Fahri bey çıkmazı #6#



Çok uykusuzummm...

 Her gün. İş yerinde son saatler baş ağrısı uykusuzluk beni mahvediyor... Bu gün  eve gittiğim gibi uyuyacağım diyorum...
Duş ,yemek,kahve keyfi derken birde bilgisayarı açayım biraz, bir bakmışım saat iki olmuş... Hatta abartıp bir iki saat uykuyla işe gittiğim oluyor. Uf yaa bizde uyumak yerine şarj olsak keşke, bütün  gün. Kablolarla gezerdim...
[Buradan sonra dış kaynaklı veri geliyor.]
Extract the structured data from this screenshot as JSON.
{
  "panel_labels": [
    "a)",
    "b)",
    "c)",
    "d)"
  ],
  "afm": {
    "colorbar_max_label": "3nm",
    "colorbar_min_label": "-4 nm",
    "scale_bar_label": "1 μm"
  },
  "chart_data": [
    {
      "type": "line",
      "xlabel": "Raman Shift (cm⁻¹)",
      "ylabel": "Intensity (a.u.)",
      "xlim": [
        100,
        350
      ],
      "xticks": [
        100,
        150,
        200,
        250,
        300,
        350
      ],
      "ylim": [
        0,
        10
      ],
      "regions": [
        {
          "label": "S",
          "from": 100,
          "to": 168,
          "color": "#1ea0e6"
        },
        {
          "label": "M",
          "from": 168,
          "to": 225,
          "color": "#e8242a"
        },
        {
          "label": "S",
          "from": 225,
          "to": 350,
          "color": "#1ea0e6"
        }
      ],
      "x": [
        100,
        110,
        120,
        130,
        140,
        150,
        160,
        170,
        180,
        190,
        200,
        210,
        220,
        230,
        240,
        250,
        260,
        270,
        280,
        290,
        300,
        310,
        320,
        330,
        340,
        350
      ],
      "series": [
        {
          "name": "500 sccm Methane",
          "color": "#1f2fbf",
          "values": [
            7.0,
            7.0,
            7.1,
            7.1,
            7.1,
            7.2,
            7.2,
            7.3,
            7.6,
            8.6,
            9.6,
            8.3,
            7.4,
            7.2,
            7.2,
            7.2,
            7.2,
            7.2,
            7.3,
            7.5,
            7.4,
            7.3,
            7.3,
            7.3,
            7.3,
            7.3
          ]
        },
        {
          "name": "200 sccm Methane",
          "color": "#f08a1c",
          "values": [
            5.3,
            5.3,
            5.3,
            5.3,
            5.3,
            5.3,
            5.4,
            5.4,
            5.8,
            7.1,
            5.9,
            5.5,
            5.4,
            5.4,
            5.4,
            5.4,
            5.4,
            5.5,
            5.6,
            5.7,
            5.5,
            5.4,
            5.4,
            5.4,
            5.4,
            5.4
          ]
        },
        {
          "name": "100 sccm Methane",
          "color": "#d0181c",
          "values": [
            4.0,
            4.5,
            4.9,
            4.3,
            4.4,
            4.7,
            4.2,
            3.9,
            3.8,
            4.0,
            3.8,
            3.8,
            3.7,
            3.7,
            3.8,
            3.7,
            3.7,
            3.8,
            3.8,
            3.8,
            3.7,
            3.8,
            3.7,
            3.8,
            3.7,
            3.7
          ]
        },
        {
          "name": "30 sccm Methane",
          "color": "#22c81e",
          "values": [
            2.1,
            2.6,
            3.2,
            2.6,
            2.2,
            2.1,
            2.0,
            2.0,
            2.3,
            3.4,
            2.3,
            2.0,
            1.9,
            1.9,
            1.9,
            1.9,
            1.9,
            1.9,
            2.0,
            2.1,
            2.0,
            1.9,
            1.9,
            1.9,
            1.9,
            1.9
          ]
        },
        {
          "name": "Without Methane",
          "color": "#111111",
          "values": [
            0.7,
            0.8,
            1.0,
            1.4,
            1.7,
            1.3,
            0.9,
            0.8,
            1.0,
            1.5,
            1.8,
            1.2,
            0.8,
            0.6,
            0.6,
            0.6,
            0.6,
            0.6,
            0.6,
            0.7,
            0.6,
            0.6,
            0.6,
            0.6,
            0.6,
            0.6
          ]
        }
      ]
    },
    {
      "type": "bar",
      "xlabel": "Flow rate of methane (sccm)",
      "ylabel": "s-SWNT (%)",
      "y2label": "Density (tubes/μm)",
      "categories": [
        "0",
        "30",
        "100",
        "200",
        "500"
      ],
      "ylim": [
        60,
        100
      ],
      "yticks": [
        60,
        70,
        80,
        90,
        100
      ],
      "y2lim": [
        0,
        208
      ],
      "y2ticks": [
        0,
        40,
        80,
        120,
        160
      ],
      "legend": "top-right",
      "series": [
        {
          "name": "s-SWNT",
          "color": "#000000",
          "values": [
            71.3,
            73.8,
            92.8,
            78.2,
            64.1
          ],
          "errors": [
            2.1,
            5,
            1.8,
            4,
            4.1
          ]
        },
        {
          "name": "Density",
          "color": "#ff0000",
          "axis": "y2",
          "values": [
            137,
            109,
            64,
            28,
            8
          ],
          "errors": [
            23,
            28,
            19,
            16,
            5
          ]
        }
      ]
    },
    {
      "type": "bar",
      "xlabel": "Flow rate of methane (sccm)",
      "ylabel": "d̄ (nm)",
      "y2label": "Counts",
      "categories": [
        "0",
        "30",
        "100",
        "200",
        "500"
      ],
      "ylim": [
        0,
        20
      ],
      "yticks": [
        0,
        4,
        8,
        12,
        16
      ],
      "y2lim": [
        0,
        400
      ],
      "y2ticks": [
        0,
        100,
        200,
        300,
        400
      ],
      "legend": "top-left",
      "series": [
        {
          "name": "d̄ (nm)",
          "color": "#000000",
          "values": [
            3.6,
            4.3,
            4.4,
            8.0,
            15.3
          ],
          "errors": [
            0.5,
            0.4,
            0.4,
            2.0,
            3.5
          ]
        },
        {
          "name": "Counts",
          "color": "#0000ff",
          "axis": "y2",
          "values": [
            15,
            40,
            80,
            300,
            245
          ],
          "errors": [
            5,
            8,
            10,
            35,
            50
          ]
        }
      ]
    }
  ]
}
İş yerinde sorun olurdu biraz,kablolar oraya buraya takılır, yanlışlıkla birinin kablosuna takılıp düşer yada birinin kablosunu çıkardığını düşününce  vazgeçtim...
 Zaten bütün gün telefon şarjı sorunu yaşıyorum yeterince, birde kendime yer mi arayacağım  ...
 Kaos olurdu  herkes şarjı biter diye iş yapmazdı, birine kızınca çek şarjını ,bataryasını çıkar...  Çok bilim kurgu izliyorum bu aralar...
 Bahçeye yeni gelen kiracı,kartoncu kadının bir sürü. Kedisi varmış ev sahibi sinirden küplere  biniyor,eşyalı ev verdim ,mahvediyor diyor...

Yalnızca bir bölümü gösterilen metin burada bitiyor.